Sono ciò che non è stato, non è e mai sarà.
Sono la negazione dell’esistenza.
Sono l’antonomasia di tutti i non.
Non sono, eppure sono, perché dell’essere, come una ricca signora nella sua pelliccia strappata alle ossa di un animale scuoiato, io mi ammanto.
Questa è una pagina senza inizio, gloriosa e autobiografica, scritta dalla Signora più potente e vecchia, più amata e temuta, più ambita, più infamata, più acclamata, più antica; e celebrata. Il mio nome è scritto su tutti i libri, è la parola sospirata da un sopravvissuto e l’ultima straziata di un fidanzamento fallito, il lamento di un nostalgico, l’esultazione al termine di un duro lavoro; pensata, urlata, sussurrata, intesa, io anniento, lavo, origino e concludo.

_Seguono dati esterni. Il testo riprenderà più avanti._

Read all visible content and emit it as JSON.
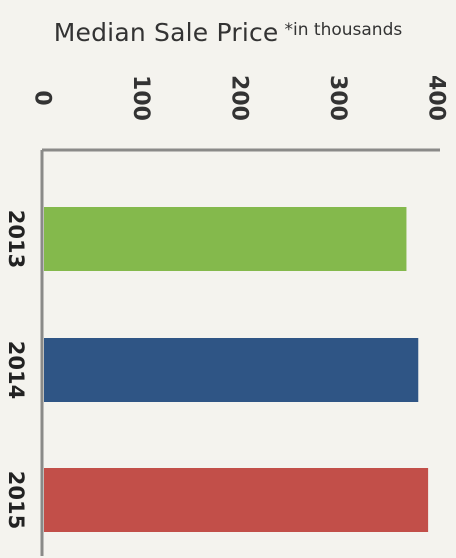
{
  "chart_data": {
    "type": "bar",
    "orientation": "horizontal",
    "title": "Median Sale Price",
    "subtitle": "*in thousands",
    "categories": [
      "2013",
      "2014",
      "2015"
    ],
    "values": [
      370,
      382,
      392
    ],
    "xlim": [
      0,
      400
    ],
    "ticks": [
      "0",
      "100",
      "200",
      "300",
      "400"
    ],
    "colors": [
      "#84b94c",
      "#2f5585",
      "#c24f49"
    ],
    "axis_color": "#8a8a88",
    "grid": false,
    "legend": "none"
  }
}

E incombo su tutto come Destino Ultimo, democraticamente equanime, che voi siate uomini o animali, vivi o inanimati.
Dama anziana e canuta, gaio sorriso nel volto scarno dagli occhi di pietra, padrona discreta dell’essere. Io non rubo e non chiedo, non chiamo né estorco. Il tutto fluisce verso di me, come sotto l’effetto di una dolce ipnosi, e io lo accolgo nel mio abbraccio, inesorabile, materno, assassino.
Sono la più catastrofica e distruttiva calamità naturale alla quale niente può sottrarsi, ineluttabile costante della nascita e dell’inizio.
La Morte è solo uno dei miei aspetti. Sono l’addio di due amanti, i fazzoletti bianchi sventolati al salpare di una nave, il “tornerò” del marito alla vedova, sono tutti i tramonti, sono l’Apocalisse.
Miserevole mendicante, Regina sul suo scranno, padrona di un bordello di ricordi, sposa vecchia e cadente del Tempo. Il passato è il sacro santuario delle vittime che mieto, catacombale esposizione delle salme di ciò che è stato.
E ogni cosa l’attendo al varco, terribile, seducente, squallida; a piedi nudi sulla strada lastricata dell’oblio e la mite pazienza dell’eternità. Pronta a spogliarla della sua esistenza e di quest’ultima goccia d’inchiostro.